Confused Punishment: When you encounter poor treatment/further penalty based on the side effects of treatment/ medication/ physical or emotional stress from a Brain Tumour.
1. Dirty looks from strangers thinking you are drunk, when out learning to walk again, swerving.
2. Secretaries being personally offended/ blatantly rude if missed appointment, not realizing you forgot to write a reminder not to forget the appointment
3. Judging a RBF in social situations, when you are fighting a anxiety attack off inside
Seeing this gif. of Mr.Bean instantly makes me smile- admittedly I even giggle like a teenage girl- as it reminds me of my reaction to confused punishment these days. However, it wasn’t always this way. There were dozens of difficult moments when these instances happened- I guess you can say I have forced myself through this storm by turning my anger into determination. 5 years of determination to convalesce close to 90% makes me proud and strong of the accomplishments made, and-then-some. This wouldn’t be possible to those who have supported me- people like you, who are reading this right now, thank you.

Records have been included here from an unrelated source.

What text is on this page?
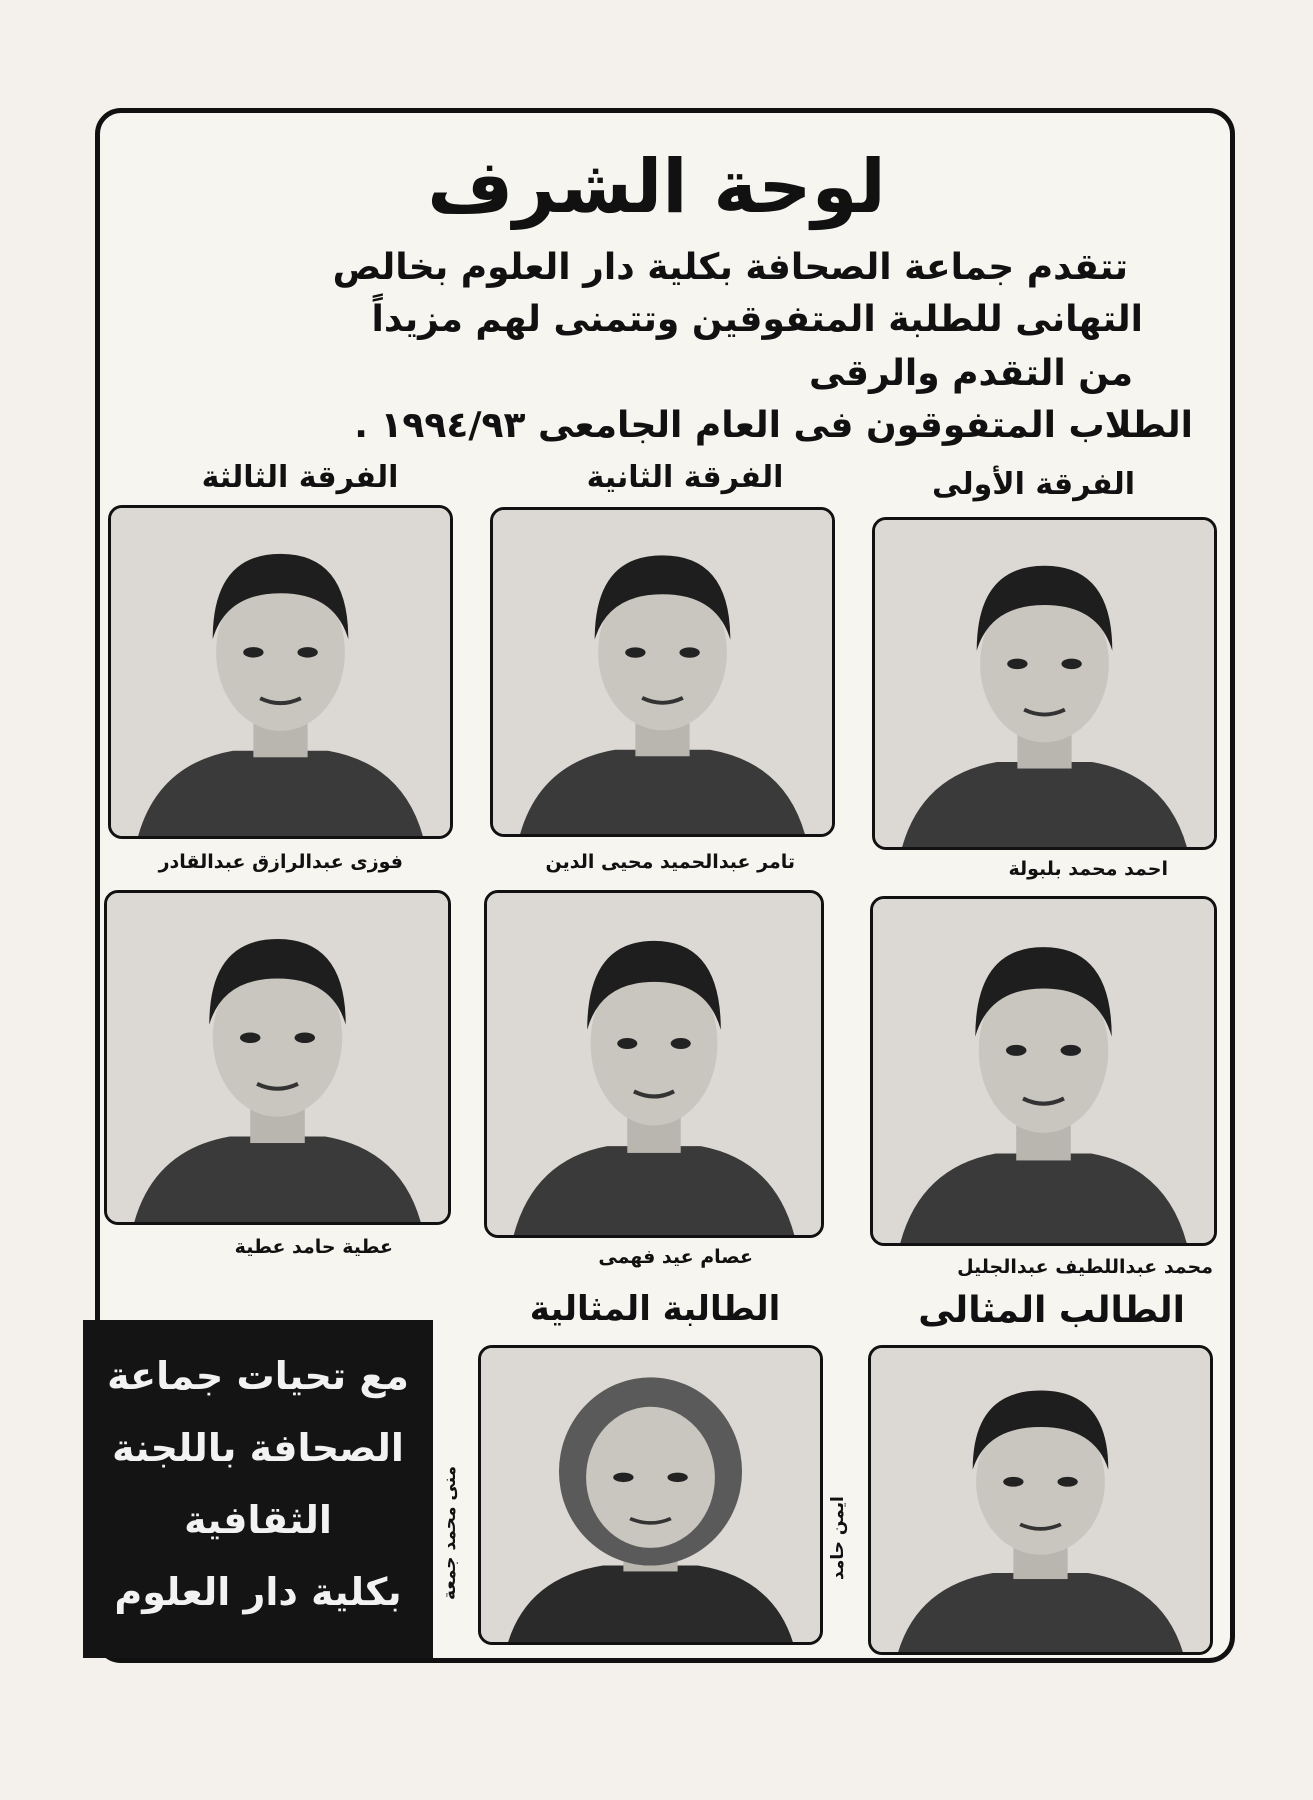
لوحة الشرف
تتقدم جماعة الصحافة بكلية دار العلوم بخالص
التهانى للطلبة المتفوقين وتتمنى لهم مزيداً
من التقدم والرقى
الطلاب المتفوقون فى العام الجامعى ١٩٩٤/٩٣ .
الفرقة الأولى
الفرقة الثانية
الفرقة الثالثة
احمد محمد بلبولة
تامر عبدالحميد محيى الدين
فوزى عبدالرازق عبدالقادر
محمد عبداللطيف عبدالجليل
عصام عيد فهمى
عطية حامد عطية
الطالب المثالى
الطالبة المثالية
ايمن حامد
منى محمد جمعة
مع تحيات جماعة
الصحافة باللجنة
الثقافية
بكلية دار العلوم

The best day this year was October 13, 2016 (click).
I spent my 5 year Brainniversary at Toronto’s Princess Margaret Hospital- Brain Tumour Centre, giving out copies of Day By Day and homemade hats generously made and donated by friends, family and idea supporters of ‘Hats for Hope’ program.
Last week I received a note of thanks from the Program Coordinator of the Brain Tumour Center of Toronto’s Princess Margaret Hospital.
Thank you to all who made/donated hats and to the Patient and to the Family Advisory Committee (PFAC) of Princess Margaret for adopting this idea and successfully rolling it out!
It is moments like this THIS that help me keep going, Day By Day.